As reported by The Information, the multi-year arrangement gives Meta access to Google’s Tensor Processing Units and is worth billions; the outlet reported that Meta may first rent capacity from Google Cloud before later deploying TPUs in its own data centers. The Information also reported that Google is lining up outside financing and joint-venture structures to lease TPUs to other customers, a sign the company wants recurring revenue from compute rather than one-and-done chip sales.
Leasing compute, not chips
WRAL TechWire has framed the transaction as a purchase of “compute throughput” - guaranteed streams of computational output - rather than ownership of physical accelerators, arguing that leasing reduces obsolescence and gives developers flexibility as software frameworks evolve. A 2017 technical paper documenting TPUs notes that Google began deploying the accelerators inside its datacenters in 2015, so opening that infrastructure externally represents a notable business pivot. According to WRAL TechWire, the economic logic is about selling continuous outputs, not one-off hardware. See the original TPU architecture paper on arXiv for background on early in-datacenter TPU use.

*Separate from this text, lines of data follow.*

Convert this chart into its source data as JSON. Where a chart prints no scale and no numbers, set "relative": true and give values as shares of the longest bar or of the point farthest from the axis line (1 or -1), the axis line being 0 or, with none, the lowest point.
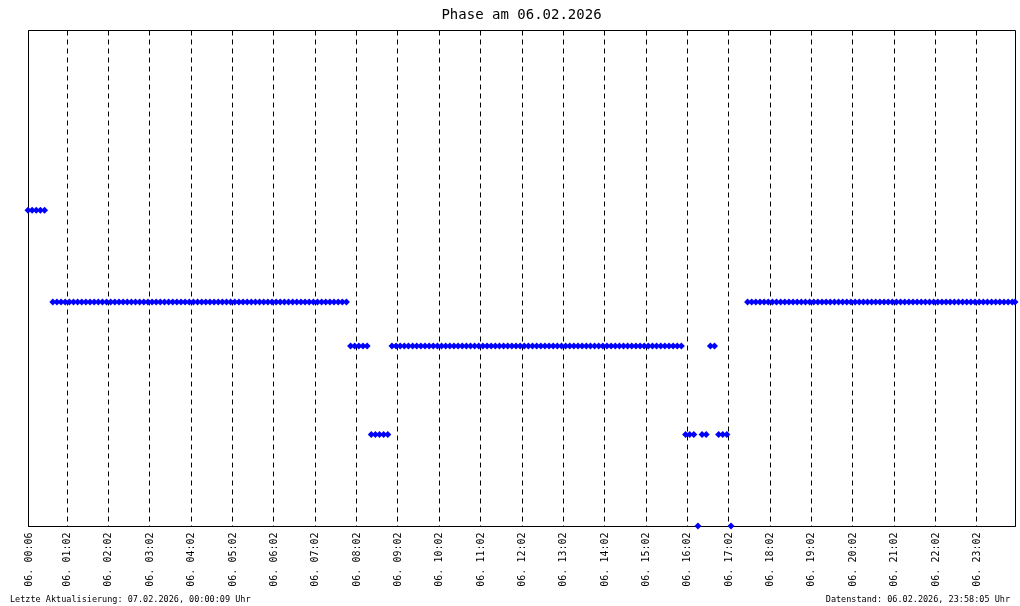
{
  "chart_data": {
    "type": "scatter",
    "title": "Phase am 06.02.2026",
    "relative": true,
    "marker": "diamond",
    "grid": "x",
    "xlim": [
      "2026-02-06T00:06",
      "2026-02-06T23:58"
    ],
    "xticks": [
      {
        "value": "2026-02-06T00:06",
        "label": "06. 00:06"
      },
      {
        "value": "2026-02-06T01:02",
        "label": "06. 01:02"
      },
      {
        "value": "2026-02-06T02:02",
        "label": "06. 02:02"
      },
      {
        "value": "2026-02-06T03:02",
        "label": "06. 03:02"
      },
      {
        "value": "2026-02-06T04:02",
        "label": "06. 04:02"
      },
      {
        "value": "2026-02-06T05:02",
        "label": "06. 05:02"
      },
      {
        "value": "2026-02-06T06:02",
        "label": "06. 06:02"
      },
      {
        "value": "2026-02-06T07:02",
        "label": "06. 07:02"
      },
      {
        "value": "2026-02-06T08:02",
        "label": "06. 08:02"
      },
      {
        "value": "2026-02-06T09:02",
        "label": "06. 09:02"
      },
      {
        "value": "2026-02-06T10:02",
        "label": "06. 10:02"
      },
      {
        "value": "2026-02-06T11:02",
        "label": "06. 11:02"
      },
      {
        "value": "2026-02-06T12:02",
        "label": "06. 12:02"
      },
      {
        "value": "2026-02-06T13:02",
        "label": "06. 13:02"
      },
      {
        "value": "2026-02-06T14:02",
        "label": "06. 14:02"
      },
      {
        "value": "2026-02-06T15:02",
        "label": "06. 15:02"
      },
      {
        "value": "2026-02-06T16:02",
        "label": "06. 16:02"
      },
      {
        "value": "2026-02-06T17:02",
        "label": "06. 17:02"
      },
      {
        "value": "2026-02-06T18:02",
        "label": "06. 18:02"
      },
      {
        "value": "2026-02-06T19:02",
        "label": "06. 19:02"
      },
      {
        "value": "2026-02-06T20:02",
        "label": "06. 20:02"
      },
      {
        "value": "2026-02-06T21:02",
        "label": "06. 21:02"
      },
      {
        "value": "2026-02-06T22:02",
        "label": "06. 22:02"
      },
      {
        "value": "2026-02-06T23:02",
        "label": "06. 23:02"
      }
    ],
    "series": [
      {
        "color": "#0000ff",
        "x": [
          "2026-02-06T00:06",
          "2026-02-06T00:12",
          "2026-02-06T00:18",
          "2026-02-06T00:24",
          "2026-02-06T00:30",
          "2026-02-06T00:36",
          "2026-02-06T00:42",
          "2026-02-06T00:48",
          "2026-02-06T00:54",
          "2026-02-06T01:00",
          "2026-02-06T01:06",
          "2026-02-06T01:12",
          "2026-02-06T01:18",
          "2026-02-06T01:24",
          "2026-02-06T01:30",
          "2026-02-06T01:36",
          "2026-02-06T01:42",
          "2026-02-06T01:48",
          "2026-02-06T01:54",
          "2026-02-06T02:00",
          "2026-02-06T02:06",
          "2026-02-06T02:12",
          "2026-02-06T02:18",
          "2026-02-06T02:24",
          "2026-02-06T02:30",
          "2026-02-06T02:36",
          "2026-02-06T02:42",
          "2026-02-06T02:48",
          "2026-02-06T02:54",
          "2026-02-06T03:00",
          "2026-02-06T03:06",
          "2026-02-06T03:12",
          "2026-02-06T03:18",
          "2026-02-06T03:24",
          "2026-02-06T03:30",
          "2026-02-06T03:36",
          "2026-02-06T03:42",
          "2026-02-06T03:48",
          "2026-02-06T03:54",
          "2026-02-06T04:00",
          "2026-02-06T04:06",
          "2026-02-06T04:12",
          "2026-02-06T04:18",
          "2026-02-06T04:24",
          "2026-02-06T04:30",
          "2026-02-06T04:36",
          "2026-02-06T04:42",
          "2026-02-06T04:48",
          "2026-02-06T04:54",
          "2026-02-06T05:00",
          "2026-02-06T05:06",
          "2026-02-06T05:12",
          "2026-02-06T05:18",
          "2026-02-06T05:24",
          "2026-02-06T05:30",
          "2026-02-06T05:36",
          "2026-02-06T05:42",
          "2026-02-06T05:48",
          "2026-02-06T05:54",
          "2026-02-06T06:00",
          "2026-02-06T06:06",
          "2026-02-06T06:12",
          "2026-02-06T06:18",
          "2026-02-06T06:24",
          "2026-02-06T06:30",
          "2026-02-06T06:36",
          "2026-02-06T06:42",
          "2026-02-06T06:48",
          "2026-02-06T06:54",
          "2026-02-06T07:00",
          "2026-02-06T07:06",
          "2026-02-06T07:12",
          "2026-02-06T07:18",
          "2026-02-06T07:24",
          "2026-02-06T07:30",
          "2026-02-06T07:36",
          "2026-02-06T07:42",
          "2026-02-06T07:48",
          "2026-02-06T07:54",
          "2026-02-06T08:00",
          "2026-02-06T08:06",
          "2026-02-06T08:12",
          "2026-02-06T08:18",
          "2026-02-06T08:24",
          "2026-02-06T08:30",
          "2026-02-06T08:36",
          "2026-02-06T08:42",
          "2026-02-06T08:48",
          "2026-02-06T08:54",
          "2026-02-06T09:00",
          "2026-02-06T09:06",
          "2026-02-06T09:12",
          "2026-02-06T09:18",
          "2026-02-06T09:24",
          "2026-02-06T09:30",
          "2026-02-06T09:36",
          "2026-02-06T09:42",
          "2026-02-06T09:48",
          "2026-02-06T09:54",
          "2026-02-06T10:00",
          "2026-02-06T10:06",
          "2026-02-06T10:12",
          "2026-02-06T10:18",
          "2026-02-06T10:24",
          "2026-02-06T10:30",
          "2026-02-06T10:36",
          "2026-02-06T10:42",
          "2026-02-06T10:48",
          "2026-02-06T10:54",
          "2026-02-06T11:00",
          "2026-02-06T11:06",
          "2026-02-06T11:12",
          "2026-02-06T11:18",
          "2026-02-06T11:24",
          "2026-02-06T11:30",
          "2026-02-06T11:36",
          "2026-02-06T11:42",
          "2026-02-06T11:48",
          "2026-02-06T11:54",
          "2026-02-06T12:00",
          "2026-02-06T12:06",
          "2026-02-06T12:12",
          "2026-02-06T12:18",
          "2026-02-06T12:24",
          "2026-02-06T12:30",
          "2026-02-06T12:36",
          "2026-02-06T12:42",
          "2026-02-06T12:48",
          "2026-02-06T12:54",
          "2026-02-06T13:00",
          "2026-02-06T13:06",
          "2026-02-06T13:12",
          "2026-02-06T13:18",
          "2026-02-06T13:24",
          "2026-02-06T13:30",
          "2026-02-06T13:36",
          "2026-02-06T13:42",
          "2026-02-06T13:48",
          "2026-02-06T13:54",
          "2026-02-06T14:00",
          "2026-02-06T14:06",
          "2026-02-06T14:12",
          "2026-02-06T14:18",
          "2026-02-06T14:24",
          "2026-02-06T14:30",
          "2026-02-06T14:36",
          "2026-02-06T14:42",
          "2026-02-06T14:48",
          "2026-02-06T14:54",
          "2026-02-06T15:00",
          "2026-02-06T15:06",
          "2026-02-06T15:12",
          "2026-02-06T15:18",
          "2026-02-06T15:24",
          "2026-02-06T15:30",
          "2026-02-06T15:36",
          "2026-02-06T15:42",
          "2026-02-06T15:48",
          "2026-02-06T15:54",
          "2026-02-06T16:00",
          "2026-02-06T16:06",
          "2026-02-06T16:12",
          "2026-02-06T16:18",
          "2026-02-06T16:24",
          "2026-02-06T16:30",
          "2026-02-06T16:36",
          "2026-02-06T16:42",
          "2026-02-06T16:48",
          "2026-02-06T16:54",
          "2026-02-06T17:00",
          "2026-02-06T17:06",
          "2026-02-06T17:12",
          "2026-02-06T17:18",
          "2026-02-06T17:24",
          "2026-02-06T17:30",
          "2026-02-06T17:36",
          "2026-02-06T17:42",
          "2026-02-06T17:48",
          "2026-02-06T17:54",
          "2026-02-06T18:00",
          "2026-02-06T18:06",
          "2026-02-06T18:12",
          "2026-02-06T18:18",
          "2026-02-06T18:24",
          "2026-02-06T18:30",
          "2026-02-06T18:36",
          "2026-02-06T18:42",
          "2026-02-06T18:48",
          "2026-02-06T18:54",
          "2026-02-06T19:00",
          "2026-02-06T19:06",
          "2026-02-06T19:12",
          "2026-02-06T19:18",
          "2026-02-06T19:24",
          "2026-02-06T19:30",
          "2026-02-06T19:36",
          "2026-02-06T19:42",
          "2026-02-06T19:48",
          "2026-02-06T19:54",
          "2026-02-06T20:00",
          "2026-02-06T20:06",
          "2026-02-06T20:12",
          "2026-02-06T20:18",
          "2026-02-06T20:24",
          "2026-02-06T20:30",
          "2026-02-06T20:36",
          "2026-02-06T20:42",
          "2026-02-06T20:48",
          "2026-02-06T20:54",
          "2026-02-06T21:00",
          "2026-02-06T21:06",
          "2026-02-06T21:12",
          "2026-02-06T21:18",
          "2026-02-06T21:24",
          "2026-02-06T21:30",
          "2026-02-06T21:36",
          "2026-02-06T21:42",
          "2026-02-06T21:48",
          "2026-02-06T21:54",
          "2026-02-06T22:00",
          "2026-02-06T22:06",
          "2026-02-06T22:12",
          "2026-02-06T22:18",
          "2026-02-06T22:24",
          "2026-02-06T22:30",
          "2026-02-06T22:36",
          "2026-02-06T22:42",
          "2026-02-06T22:48",
          "2026-02-06T22:54",
          "2026-02-06T23:00",
          "2026-02-06T23:06",
          "2026-02-06T23:12",
          "2026-02-06T23:18",
          "2026-02-06T23:24",
          "2026-02-06T23:30",
          "2026-02-06T23:36",
          "2026-02-06T23:42",
          "2026-02-06T23:48",
          "2026-02-06T23:54",
          "2026-02-06T23:58"
        ],
        "values": [
          1,
          1,
          1,
          1,
          1,
          null,
          0.71,
          0.71,
          0.71,
          0.71,
          0.71,
          0.71,
          0.71,
          0.71,
          0.71,
          0.71,
          0.71,
          0.71,
          0.71,
          0.71,
          0.71,
          0.71,
          0.71,
          0.71,
          0.71,
          0.71,
          0.71,
          0.71,
          0.71,
          0.71,
          0.71,
          0.71,
          0.71,
          0.71,
          0.71,
          0.71,
          0.71,
          0.71,
          0.71,
          0.71,
          0.71,
          0.71,
          0.71,
          0.71,
          0.71,
          0.71,
          0.71,
          0.71,
          0.71,
          0.71,
          0.71,
          0.71,
          0.71,
          0.71,
          0.71,
          0.71,
          0.71,
          0.71,
          0.71,
          0.71,
          0.71,
          0.71,
          0.71,
          0.71,
          0.71,
          0.71,
          0.71,
          0.71,
          0.71,
          0.71,
          0.71,
          0.71,
          0.71,
          0.71,
          0.71,
          0.71,
          0.71,
          0.71,
          0.57,
          0.57,
          0.57,
          0.57,
          0.57,
          0.29,
          0.29,
          0.29,
          0.29,
          0.29,
          0.57,
          0.57,
          0.57,
          0.57,
          0.57,
          0.57,
          0.57,
          0.57,
          0.57,
          0.57,
          0.57,
          0.57,
          0.57,
          0.57,
          0.57,
          0.57,
          0.57,
          0.57,
          0.57,
          0.57,
          0.57,
          0.57,
          0.57,
          0.57,
          0.57,
          0.57,
          0.57,
          0.57,
          0.57,
          0.57,
          0.57,
          0.57,
          0.57,
          0.57,
          0.57,
          0.57,
          0.57,
          0.57,
          0.57,
          0.57,
          0.57,
          0.57,
          0.57,
          0.57,
          0.57,
          0.57,
          0.57,
          0.57,
          0.57,
          0.57,
          0.57,
          0.57,
          0.57,
          0.57,
          0.57,
          0.57,
          0.57,
          0.57,
          0.57,
          0.57,
          0.57,
          0.57,
          0.57,
          0.57,
          0.57,
          0.57,
          0.57,
          0.57,
          0.57,
          0.57,
          0.57,
          0.29,
          0.29,
          0.29,
          0,
          0.29,
          0.29,
          0.57,
          0.57,
          0.29,
          0.29,
          0.29,
          0,
          null,
          null,
          null,
          0.71,
          0.71,
          0.71,
          0.71,
          0.71,
          0.71,
          0.71,
          0.71,
          0.71,
          0.71,
          0.71,
          0.71,
          0.71,
          0.71,
          0.71,
          0.71,
          0.71,
          0.71,
          0.71,
          0.71,
          0.71,
          0.71,
          0.71,
          0.71,
          0.71,
          0.71,
          0.71,
          0.71,
          0.71,
          0.71,
          0.71,
          0.71,
          0.71,
          0.71,
          0.71,
          0.71,
          0.71,
          0.71,
          0.71,
          0.71,
          0.71,
          0.71,
          0.71,
          0.71,
          0.71,
          0.71,
          0.71,
          0.71,
          0.71,
          0.71,
          0.71,
          0.71,
          0.71,
          0.71,
          0.71,
          0.71,
          0.71,
          0.71,
          0.71,
          0.71,
          0.71,
          0.71,
          0.71,
          0.71,
          0.71,
          0.71
        ]
      }
    ],
    "annotations": [
      "Letzte Aktualisierung: 07.02.2026, 00:00:09 Uhr",
      "Datenstand: 06.02.2026, 23:58:05 Uhr"
    ]
  }
}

Why hyperscalers are hedging
Meta is diversifying its compute supply: the company has announced a long-term partnership with AMD to deploy up to 6 gigawatts of Instinct GPUs and said it will align hardware and systems roadmaps with the chipmaker in a company release. Meta's announcement complements existing agreements with Nvidia and Meta’s internal silicon work. At the same time, Anthropic has already committed to a large expansion of Google TPU capacity; a PR Newswire release said Anthropic will access up to one million TPUs, underscoring why major model builders prefer multi-vendor resilience.
What this means for the chip market
According to The Information, Google is exploring finance and joint-venture routes to make TPUs available as a metered service, a move that would let it collect continuous revenue as customers run workloads on its stack. Analysts say that shift could loosen Nvidia’s one-vendor dominance by giving hyperscalers more bargaining power and by creating a market for metered “intelligence” services rather than one-time hardware sales.
For Bay Area readers, the deal is another reminder that decisions by local cloud and platform companies can ripple into data center siting, energy demand and hiring across the region. Expect follow ups on delivery timelines, financing terms and any regulatory or enterprise pushback as the industry tests what it means to lease intelligence instead of owning silicon.